1D basin modeling uses temperature-time integration (the Easy%Ro algorithm or equivalents from Burnham and Sweeney) to calculate the thermal maturity evolution of a source interval from burial through any subsequent inversion or uplift, calibrating the modeled maturity against measured vitrinite reflectance values in the well to validate or adjust the thermal history model; the validated thermal history model predicts the timing of petroleum generation (when the source entered the oil window during burial) relative to the timing of trap formation (when the structural or stratigraphic trap closed to retain migrating petroleum), a timing match being a prerequisite for trap filling; basins where trap formation postdates peak generation risk failure because generated petroleum migrated through before the trap existed to capture it — a charging risk that geochemistry can identify before expensive exploration wells are drilled.

Geochemistry Across International Jurisdictions

Canada (AER / WCSB): WCSB source rock geochemistry has established the Devonian Duvernay Formation (a prolific Type II marine carbonate-organic-rich source rock with TOC of 3 to 10 percent, HI of 300 to 500, and Ro of 0.8 to 1.4 percent in the liquids-rich fairway) as the primary source for both conventional light oil in Devonian pinnacle reef traps and the unconventional Duvernay shale play in central Alberta; AER's mandatory core analysis program for exploration wells in the WCSB requires geochemical characterization of source intervals including TOC and Rock-Eval pyrolysis as part of the well completion submission, building the basin-wide geochemical database used by operators and AER's own petroleum system assessments; the Athabasca oil sands geochemistry — characterized by biodegraded Type II marine oil with extremely high viscosity (API gravity below 10°), low sulfur, and distinctive 25-norhopane biomarker signatures of biodegradation — has been traced to Devonian source rocks in the deep basin to the west using biomarker correlation.

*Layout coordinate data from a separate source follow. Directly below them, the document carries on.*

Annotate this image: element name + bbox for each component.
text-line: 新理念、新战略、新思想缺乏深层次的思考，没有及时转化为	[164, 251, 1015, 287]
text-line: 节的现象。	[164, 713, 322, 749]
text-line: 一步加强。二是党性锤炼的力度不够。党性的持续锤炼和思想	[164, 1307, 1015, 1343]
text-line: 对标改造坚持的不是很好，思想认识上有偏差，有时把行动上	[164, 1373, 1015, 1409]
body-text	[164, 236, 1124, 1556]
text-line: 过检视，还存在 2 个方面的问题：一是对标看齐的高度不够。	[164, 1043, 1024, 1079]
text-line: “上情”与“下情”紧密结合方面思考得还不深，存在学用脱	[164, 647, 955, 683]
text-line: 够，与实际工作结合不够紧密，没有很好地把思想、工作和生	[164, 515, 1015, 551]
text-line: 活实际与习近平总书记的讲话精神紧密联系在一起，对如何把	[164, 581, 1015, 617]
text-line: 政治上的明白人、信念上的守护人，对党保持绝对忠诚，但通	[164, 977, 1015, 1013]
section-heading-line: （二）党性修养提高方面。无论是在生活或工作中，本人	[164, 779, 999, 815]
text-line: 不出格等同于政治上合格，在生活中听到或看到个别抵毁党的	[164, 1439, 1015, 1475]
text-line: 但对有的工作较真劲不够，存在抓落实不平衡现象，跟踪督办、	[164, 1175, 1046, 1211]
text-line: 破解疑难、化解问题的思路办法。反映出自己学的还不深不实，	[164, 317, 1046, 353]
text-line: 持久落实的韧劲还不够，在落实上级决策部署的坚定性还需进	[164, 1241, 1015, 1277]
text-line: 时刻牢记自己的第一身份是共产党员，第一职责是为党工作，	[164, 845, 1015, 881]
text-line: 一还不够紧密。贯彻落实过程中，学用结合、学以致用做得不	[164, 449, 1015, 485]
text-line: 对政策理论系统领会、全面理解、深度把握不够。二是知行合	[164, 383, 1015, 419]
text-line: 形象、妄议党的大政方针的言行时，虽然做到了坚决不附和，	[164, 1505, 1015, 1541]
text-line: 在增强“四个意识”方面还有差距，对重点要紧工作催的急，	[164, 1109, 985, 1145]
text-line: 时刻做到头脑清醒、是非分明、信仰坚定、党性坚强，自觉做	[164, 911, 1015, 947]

United States (API / BSEE): US unconventional resource plays have been fundamentally characterized by geochemistry — the Eagle Ford Shale (Type II marine kerogen with average TOC of 2 to 8 percent, Ro of 0.6 to 1.8 percent across the oil/condensate/dry gas windows from northeast to southwest across the Texas play), the Haynesville Shale (Type II marine carbonate-organic-rich with TOC of 2 to 5 percent, deeply buried to Ro of 1.6 to 2.5 percent in the dry gas window), and the Permian Basin's Wolfcamp/Bone Spring/Spraberry source-reservoir system (Type II lacustrine-marine mixed kerogen, multiple stacked source-reservoir pairs) have all been mapped geochemically to define play fairways, characterize lateral maturity variations, and predict the oil-versus-gas phase of production before development drilling commenced; USGS resource assessments for unconventional plays use geochemical characterization of source quality and maturity as a primary input to technically recoverable resource volume estimates.